Гаврило. Посиди за самоваром поплотнее, поглотай часа два кипятку, так узнаешь. После шестого пота первая-то тоска подступает… Расстанутся с чаем и выползут на бульвар раздышаться, да разгуляться. Теперь чистая публика гуляет: вон Мокий Парменьич Кнуров проминает себя.
Иван. Он каждое утро бульвар-то меряет взад и вперед, точно по обещанию. И для чего это он так себя утруждает?
Гавряло. Для моциону.
Иван. А моцион-то для чего?
Гаврило. Для аппетиту. А аппетит нужен ему для обеду. Какие обеды-то у него. Разве без моциону такой обед съешь?

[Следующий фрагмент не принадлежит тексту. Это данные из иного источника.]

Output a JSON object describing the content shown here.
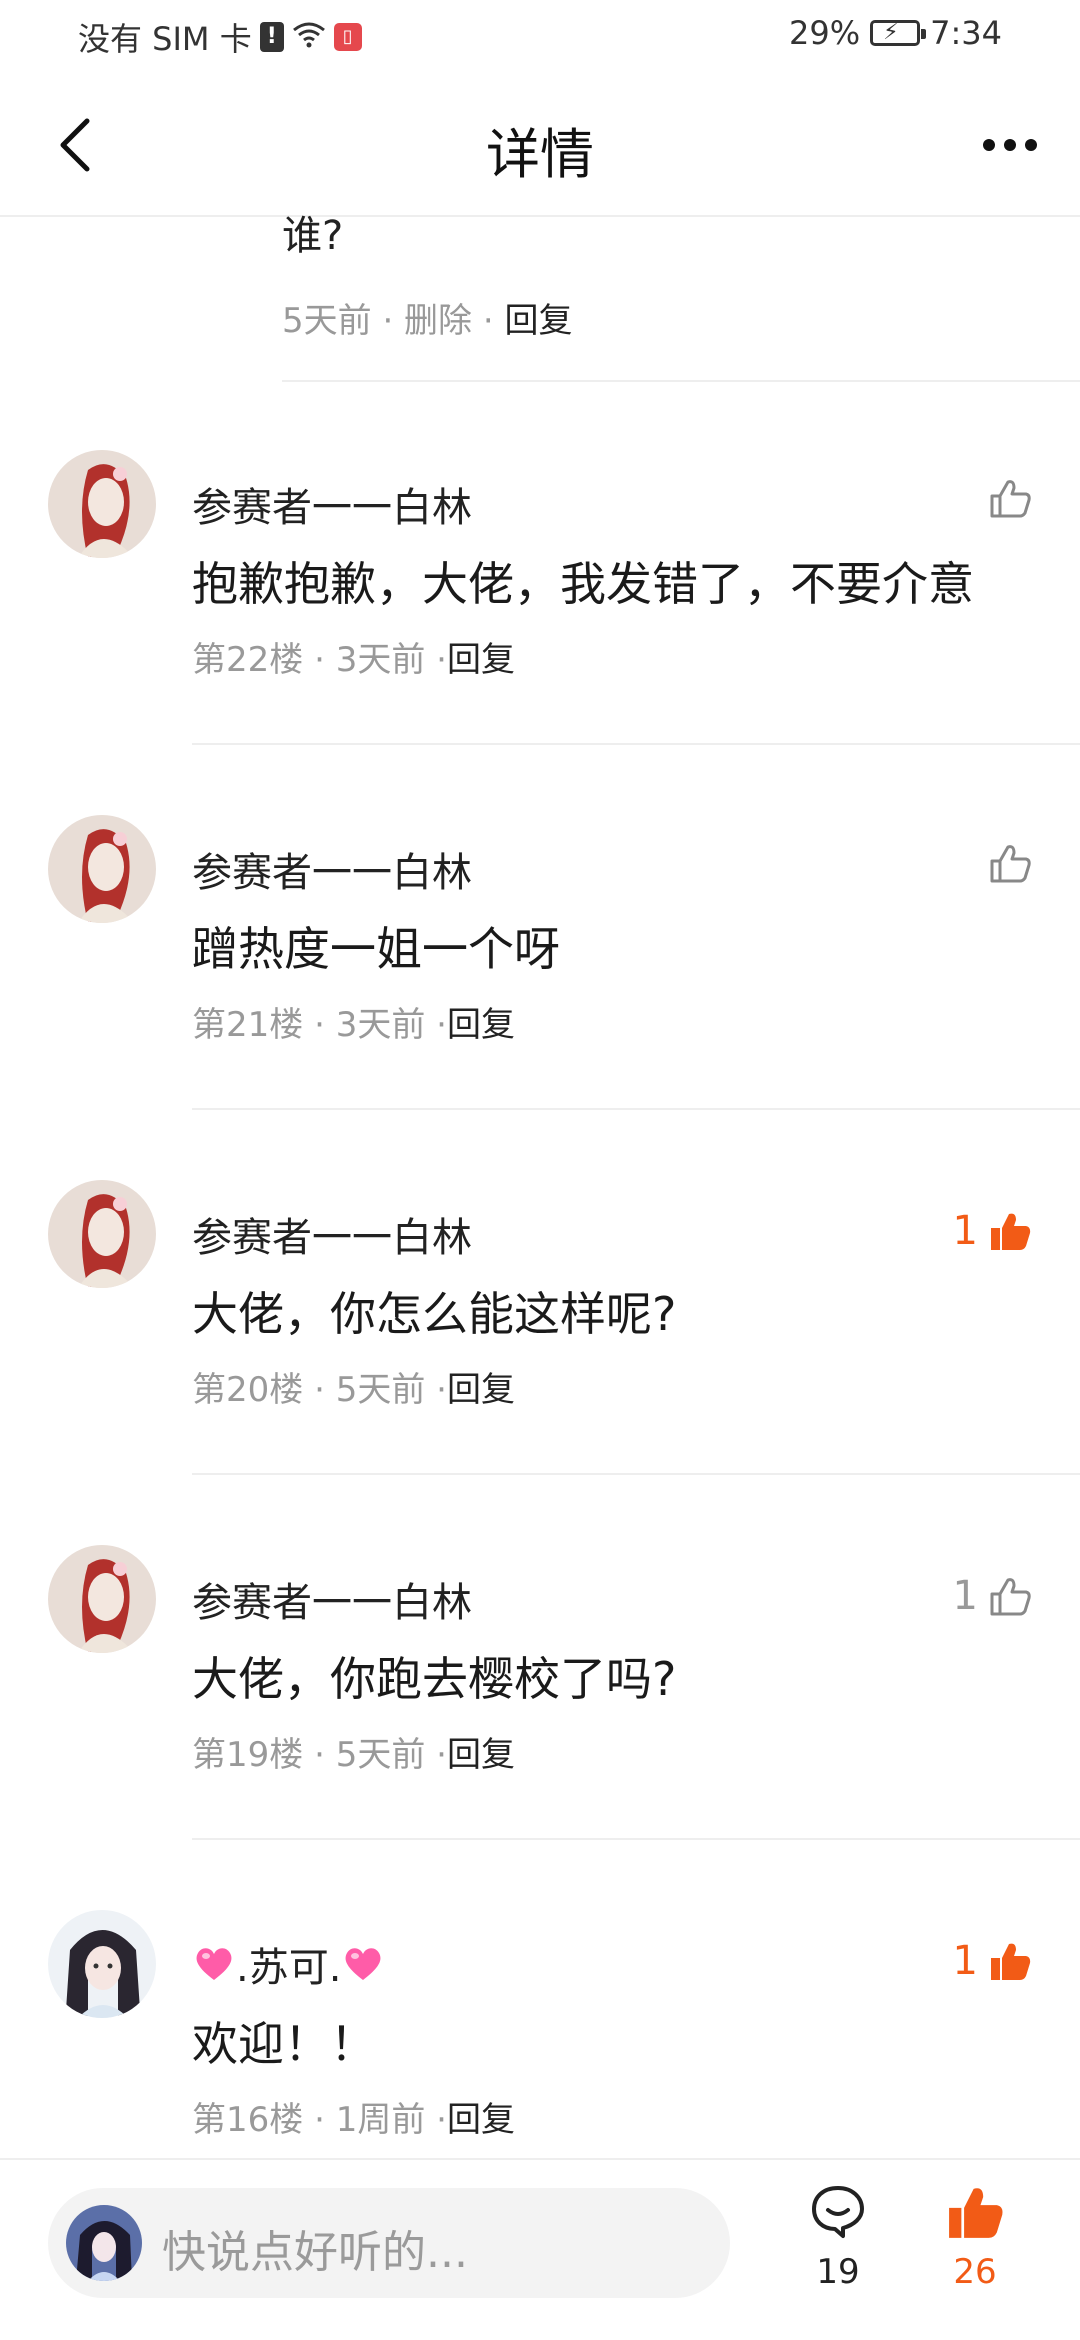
{
  "status": {
    "carrier": "没有 SIM 卡",
    "battery": "29%",
    "time": "7:34",
    "icons": [
      "alert-icon",
      "wifi-icon",
      "book-icon",
      "battery-icon"
    ]
  },
  "header": {
    "title": "详情",
    "back_icon": "back-chevron-icon",
    "more_icon": "more-dots-icon"
  },
  "partial_reply": {
    "text_fragment": "谁?",
    "meta_time": "5天前 · 删除 · ",
    "reply_label": "回复"
  },
  "comments": [
    {
      "username": "参赛者一一白林",
      "content": "抱歉抱歉，大佬，我发错了，不要介意",
      "floor": "第22楼",
      "time": "3天前",
      "reply": "回复",
      "likes": "",
      "liked": false
    },
    {
      "username": "参赛者一一白林",
      "content": "蹭热度一姐一个呀",
      "floor": "第21楼",
      "time": "3天前",
      "reply": "回复",
      "likes": "",
      "liked": false
    },
    {
      "username": "参赛者一一白林",
      "content": "大佬，你怎么能这样呢?",
      "floor": "第20楼",
      "time": "5天前",
      "reply": "回复",
      "likes": "1",
      "liked": true
    },
    {
      "username": "参赛者一一白林",
      "content": "大佬，你跑去樱校了吗?",
      "floor": "第19楼",
      "time": "5天前",
      "reply": "回复",
      "likes": "1",
      "liked": false
    },
    {
      "username": ".苏可.",
      "content": "欢迎！！",
      "floor": "第16楼",
      "time": "1周前",
      "reply": "回复",
      "likes": "1",
      "liked": true
    }
  ],
  "bottom": {
    "placeholder": "快说点好听的...",
    "comment_count": "19",
    "like_count": "26"
  },
  "colors": {
    "accent": "#f25b16",
    "muted": "#999999",
    "divider": "#eeeeee"
  }
}
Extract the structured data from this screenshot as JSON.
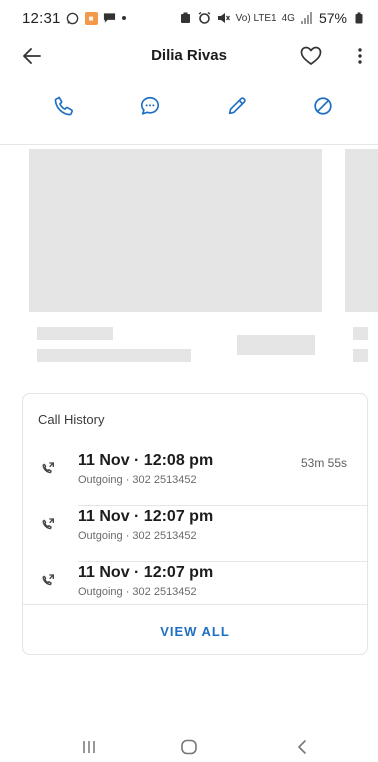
{
  "status_bar": {
    "time": "12:31",
    "battery": "57%",
    "icons": [
      "whatsapp-icon",
      "notification-badge-icon",
      "chat-icon",
      "dot-icon",
      "battery-saver-icon",
      "alarm-icon",
      "mute-icon",
      "volte-icon",
      "signal-icon",
      "battery-icon"
    ],
    "small_1": "Vo) LTE1",
    "small_2": "4G"
  },
  "header": {
    "title": "Dilia Rivas"
  },
  "actions": [
    {
      "name": "call",
      "icon": "phone-icon"
    },
    {
      "name": "message",
      "icon": "message-icon"
    },
    {
      "name": "edit",
      "icon": "pencil-icon"
    },
    {
      "name": "block",
      "icon": "block-icon"
    }
  ],
  "colors": {
    "accent": "#1f6fc3",
    "placeholder": "#e5e5e5"
  },
  "call_history": {
    "title": "Call History",
    "items": [
      {
        "main": "11 Nov · 12:08 pm",
        "sub": "Outgoing · 302 2513452",
        "duration": "53m 55s"
      },
      {
        "main": "11 Nov · 12:07 pm",
        "sub": "Outgoing · 302 2513452",
        "duration": ""
      },
      {
        "main": "11 Nov · 12:07 pm",
        "sub": "Outgoing · 302 2513452",
        "duration": ""
      }
    ],
    "view_all": "VIEW ALL"
  }
}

Совершаются ли какие-нибудь поступки?
По ремарке автора, Иван приводит в порядок мебель, а Гаврило стоит. Разговор идет, о нравах горожан по воскресным дням: мы узнаем, что сегодня воскресенье и что сейчас около 12 часов дня («поздняя обедня» кончается примерно в это время) и что в этот час почти никто никогда не выходит на бульвар… Но что же все-таки происходит в пьесе по действию?
Никакого видимого конфликта между Гаврилой и Иваном как будто бы нет…
Создается даже впечатление, что Иван и Гаврило оба знают обо всем, что сообщают друг другу, т.е. будто бы ведут диалог не друг с другом, а сообщают что-то публике…
Но если это, как и у Пушкина, стилистический прием, диктующий манеру общения с зрительным залом, то он должен был бы возникать по ходу пьесы неоднократно. По скольку нам пришлось уже анализировать действие других сцен пьесы, мы, очевидно, вправе констатировать, что ни в одной другой части пьесы у нас не появлялось ощущения, что действующие лица вступают в конфликт со зрителями или говорят что-то для них, а не действуют между собой.